Flushed with growing demand for Australian wines, a grape shortage and soaring grape prices, growers rushed to plant more vines in the late 1990s. In 1998 they put in a record 16,000 new hectares, double the new plantings two years earlier. In 2005 Australia produced almost 2m tonnes of wine grapes, a quarter more than analysts say its markets can absorb.

Then came Australia’s worst drought in a century. Mildura and Renmark are surrounded by desert, and fruit farms and vineyards survive only with irrigation from the Murray River, the lifeblood of Australia’s agriculture. Smaller firms, which supply the big winemakers with some of their grapes, faced a double whammy: falling grape prices and cuts to irrigation water. Stephen Strachan, chief executive of the Winemakers’ Federation of Australia, an industry body, reckons the drought was a turning point, even if a tragic one in some cases, in forcing the industry back to “sustainable levels”. The planting rush has ended. The 3,600 hectares of new vines planted in 2006 almost equalled the 3,400 hectares of vines ripped out of the ground that year.

The drought has also led to much soul-searching among Australia’s 2,000 wine producers about how the industry can recapture its reputation for quality wines. There is now stiff competition in the mid-market from other New World producers, notably New Zealand, where the wine industry is booming.

Much Australian wine during the grape glut found its way onto the world market as bulk or “commodity” wine, sold at low prices or even at a loss. This harmed Australia’s reputation among consumers. Australian producers now face the task of earning a reputation for quality rather than quantity. The appreciation of the Australian dollar, which makes Australian wines more expensive overseas, has brought a new urgency to the job.

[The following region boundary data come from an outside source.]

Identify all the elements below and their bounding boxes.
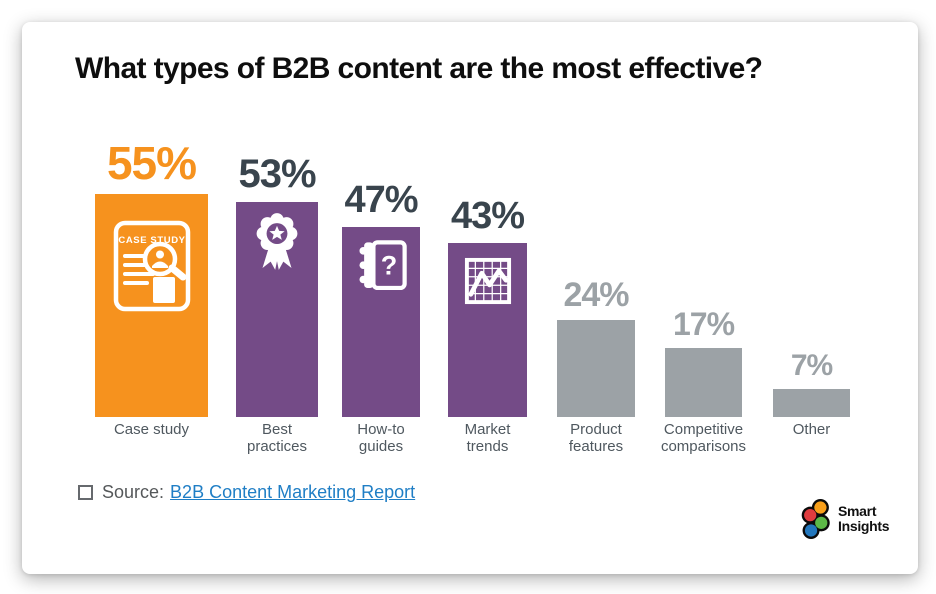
svg-text:CASE STUDY: CASE STUDY	[118, 235, 185, 246]
how-to-guides-notebook-icon: ?	[354, 239, 408, 296]
category-label-best-practices: Best practices	[246, 421, 308, 455]
source-link[interactable]: B2B Content Marketing Report	[170, 482, 416, 502]
best-practices-award-ribbon-icon	[248, 210, 306, 280]
source-label: Source:	[102, 482, 165, 502]
smart-insights-logo-icon	[800, 498, 834, 545]
bar-chart: CASE STUDY 55% Case study 53% Best practic…	[22, 22, 918, 574]
value-label-competitive-comparisons: 17%	[672, 306, 735, 342]
category-label-how-to-guides: How-to guides	[357, 421, 405, 455]
value-label-market-trends: 43%	[450, 195, 525, 237]
category-label-product-features: Product features	[568, 421, 624, 455]
bar-market-trends	[448, 243, 527, 417]
square-bullet-icon	[78, 485, 93, 500]
value-label-case-study: 55%	[106, 137, 197, 189]
value-label-product-features: 24%	[563, 276, 629, 314]
bar-case-study: CASE STUDY	[95, 194, 208, 417]
value-label-best-practices: 53%	[238, 152, 316, 196]
case-study-document-magnifier-icon: CASE STUDY	[113, 220, 191, 317]
category-label-case-study: Case study	[113, 421, 190, 438]
category-label-other: Other	[792, 421, 831, 438]
svg-text:?: ?	[381, 250, 398, 280]
smart-insights-logo-text: Smart Insights	[838, 503, 890, 534]
bar-best-practices	[236, 202, 318, 417]
bar-how-to-guides: ?	[342, 227, 420, 417]
category-label-competitive-comparisons: Competitive comparisons	[660, 421, 747, 455]
category-label-market-trends: Market trends	[464, 421, 511, 455]
bar-product-features	[557, 320, 635, 417]
chart-title: What types of B2B content are the most e…	[75, 52, 763, 85]
bar-competitive-comparisons	[665, 348, 742, 417]
market-trends-graph-icon	[463, 256, 513, 311]
infographic-card: What types of B2B content are the most e…	[22, 22, 918, 574]
logo-line2: Insights	[838, 518, 890, 534]
logo-line1: Smart	[838, 503, 877, 519]
source-row: Source: B2B Content Marketing Report	[78, 482, 415, 503]
value-label-how-to-guides: 47%	[344, 179, 418, 221]
value-label-other: 7%	[790, 349, 833, 382]
bar-other	[773, 389, 850, 417]
smart-insights-logo: Smart Insights	[800, 498, 890, 545]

Historically, many Australian winemakers have derided the French approach to making wine, especially the idea that the finest wines come only from a terroir—the union of climate and soil characteristic of each place. Australian producers instead pride themselves on what they regard as a less snooty and more democratic approach: blending grapes from different regions to achieve a consistent wine. But some are now asking whether marketing an Australian wine’s locality, as much as its grape variety, might not work better.

Some smaller producers are already doing just that. In Margaret River in Western Australia, for example, small winemakers produce 3% of the country’s production, mainly at the high end of the market, and independently of the big companies that predominate in eastern Australia. Denis Horgan, the owner of Leeuwin Estate, raves about the region’s soil and climate, and prides himself on Leeuwin’s high-quality wines, which sell for as much as A$95 a bottle. Steve Webber, the winemaker at De Bortoli, a family winery in the Yarra Valley of Victoria, argues that Australia can no longer hope to compete on price alone. “We have to be making more interesting wines, and we have to look more to our regions, as the French do,” he says.

Australia’s 2008 grape harvest is expected to be back down to 1.6m tonnes. Grapes are once again in short supply, and prices are rising modestly. But only the foolhardy would take this as a chance to make a killing, and start planting again.